Son porte-parole a affirmé que le pantin des islamistes est prêt à présenter ses excuses au peuple tunisien. A mon avis, même s'il regrettait ce propos ''mal compris par les tunisiens'', il s'agirait d'un lapsus révélateur.
C’est toujours le genre de boudes que peuvent commettre les comploteurs qui, constamment braqués sur la planification d’actes abominables, laissent filer dans leurs discours-interviews des miettes des projets sanguinaires auxquels il pensent  . En fait, comme Ghannouchi a retenu le scénario Khoumeïniste d’élimination « légale » des leaders de gauche et des intellectuels (phase 4), notre Provisoire y pense tout le temps, pour tenter de bâtir des argumentaires & prétextes solides qu’il se ferait fort de les dérouler le jour J.
Au cours des années 1980, des dizaines de milliers de prisonniers politiques ont été exécutés en Iran par les nouvelles autorités islamistes, dont plus de 5000 pendant le seul été de 1988. Plusieurs rapports ont été publiés sur les victimes d’un processus d’élimination massive des dissidents du régime de l’ayatollah Khomeïni qui a été conduit de 1981 à 1988. D'après Daniel Turp, ce processus « aurait culminé dans l’exécution secrète en 1988 de prisonniers politiques, comprenant des femmes, des hommes et des enfants.
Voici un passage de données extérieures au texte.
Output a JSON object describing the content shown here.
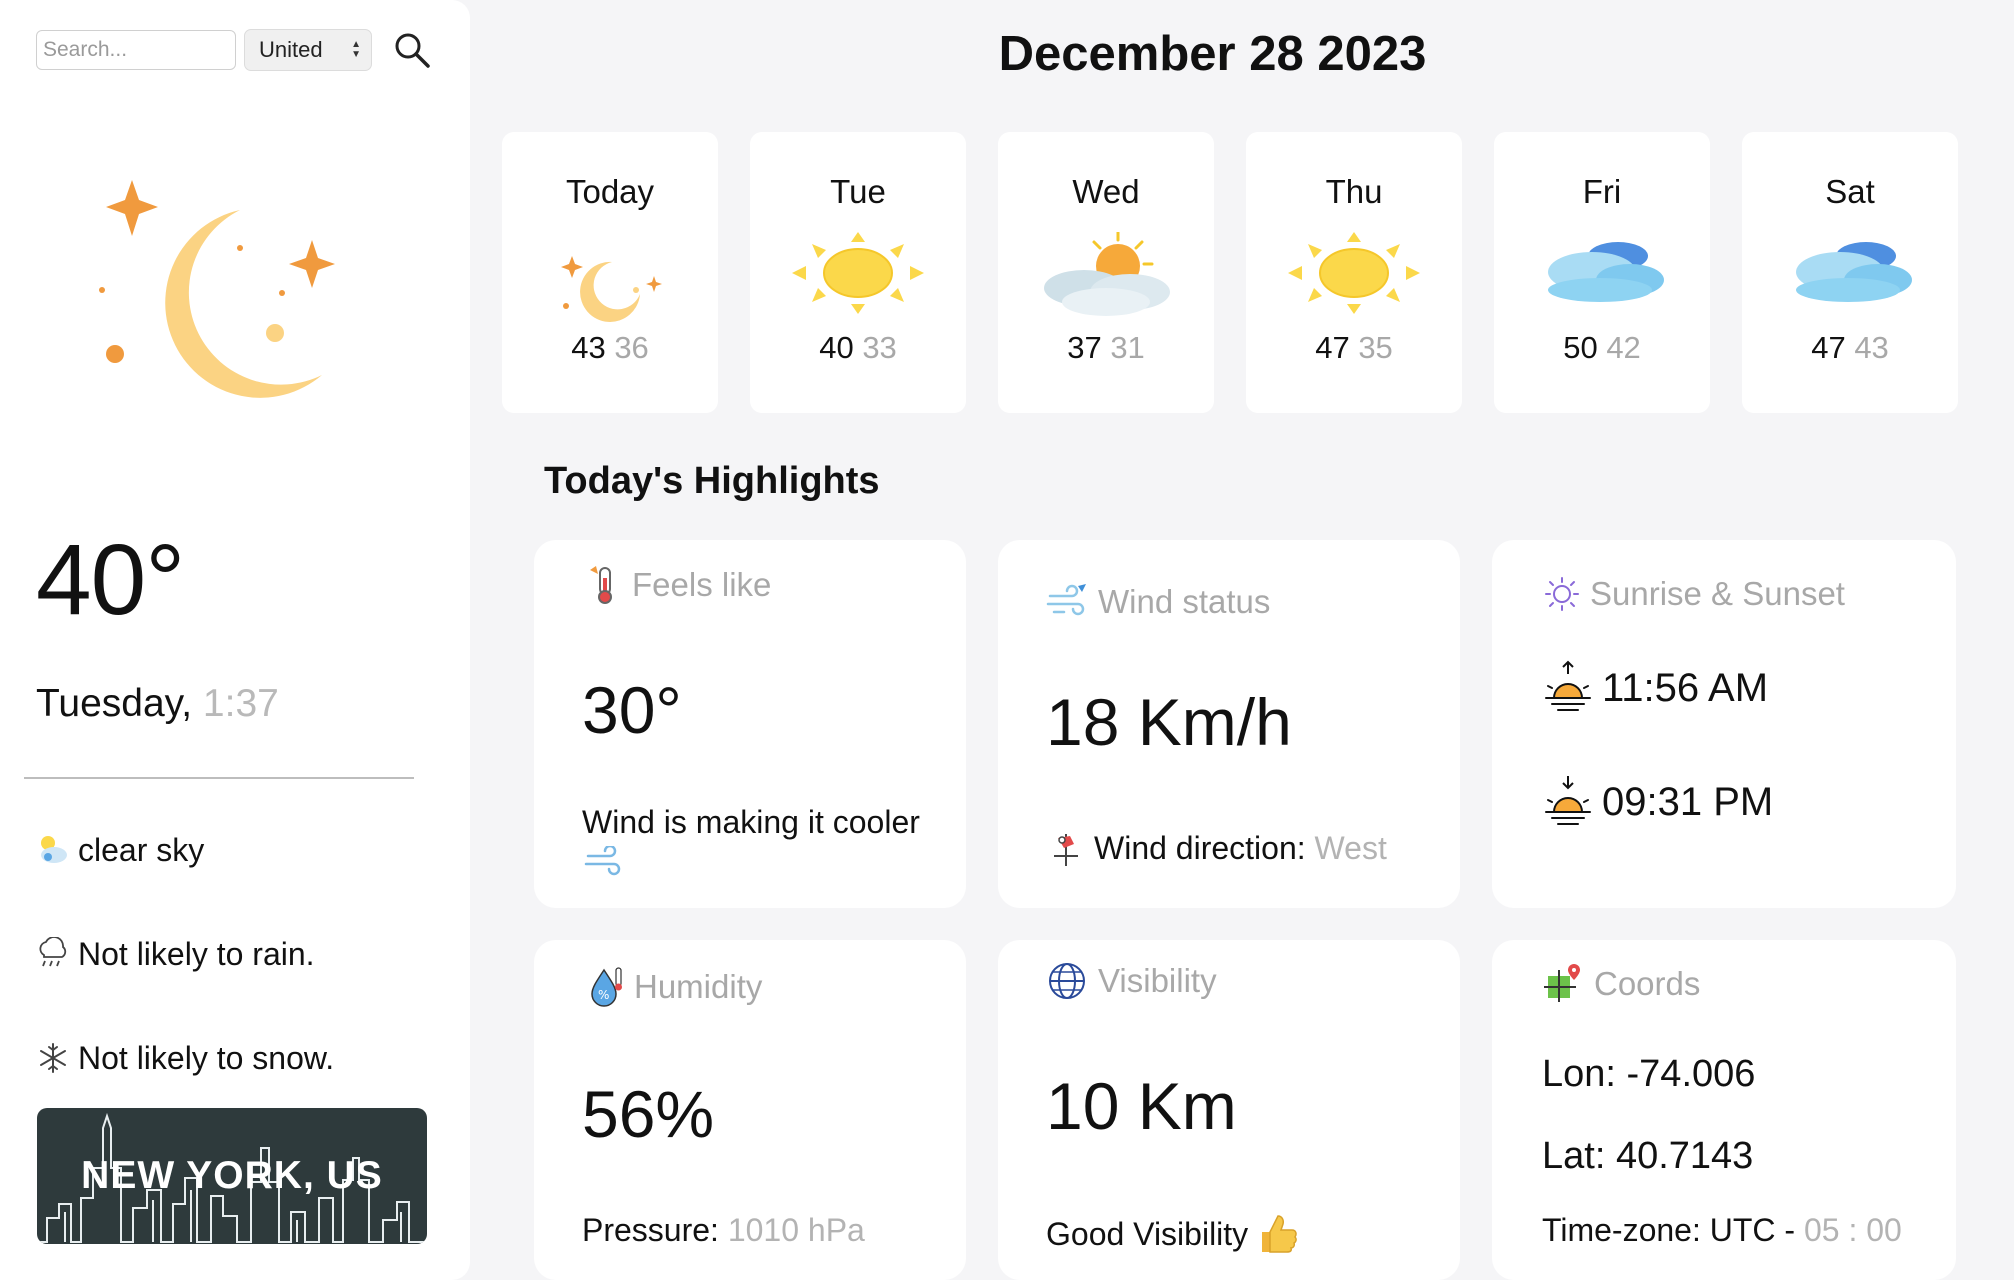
{
  "search": {
    "placeholder": "Search...",
    "country": "United"
  },
  "current": {
    "temperature": "40°",
    "day": "Tuesday,",
    "time": "1:37",
    "condition": "clear sky",
    "rain": "Not likely to rain.",
    "snow": "Not likely to snow.",
    "city": "NEW YORK, US"
  },
  "page_date": "December 28 2023",
  "forecast": [
    {
      "day": "Today",
      "max": "43",
      "min": "36",
      "icon": "moon-stars-icon"
    },
    {
      "day": "Tue",
      "max": "40",
      "min": "33",
      "icon": "sun-icon"
    },
    {
      "day": "Wed",
      "max": "37",
      "min": "31",
      "icon": "sun-behind-clouds-icon"
    },
    {
      "day": "Thu",
      "max": "47",
      "min": "35",
      "icon": "sun-icon"
    },
    {
      "day": "Fri",
      "max": "50",
      "min": "42",
      "icon": "clouds-icon"
    },
    {
      "day": "Sat",
      "max": "47",
      "min": "43",
      "icon": "clouds-icon"
    }
  ],
  "highlights": {
    "title": "Today's Highlights",
    "feels_like": {
      "label": "Feels like",
      "value": "30°",
      "note": "Wind is making it cooler"
    },
    "wind": {
      "label": "Wind status",
      "value": "18 Km/h",
      "direction_label": "Wind direction:",
      "direction_value": "West"
    },
    "sun": {
      "label": "Sunrise & Sunset",
      "sunrise": "11:56 AM",
      "sunset": "09:31 PM"
    },
    "humidity": {
      "label": "Humidity",
      "value": "56%",
      "pressure_label": "Pressure:",
      "pressure_value": "1010 hPa"
    },
    "visibility": {
      "label": "Visibility",
      "value": "10 Km",
      "note": "Good Visibility"
    },
    "coords": {
      "label": "Coords",
      "lon": "Lon: -74.006",
      "lat": "Lat: 40.7143",
      "tz_label": "Time-zone: UTC -",
      "tz_value": "05 : 00"
    }
  },
  "colors": {
    "accent_orange": "#f09a3e",
    "moon_yellow": "#fbd383",
    "sun_yellow": "#fbd84a",
    "cloud_blue": "#8ed3f2",
    "city_bg": "#2e3a3c"
  }
}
Il s’agissait d’intellectuels, d’étudiants, de gens de gauche, de membres de partis d’opposition et de personnes appartenant à des minorités ethniques et religieuses. Cette exécution donnait suite à une fatwa délivrée par l’ayatollah Khomeïni. Il y aurait eu entre 7 000 et 10 000 victimes de cette exécution secrète en 1988 ».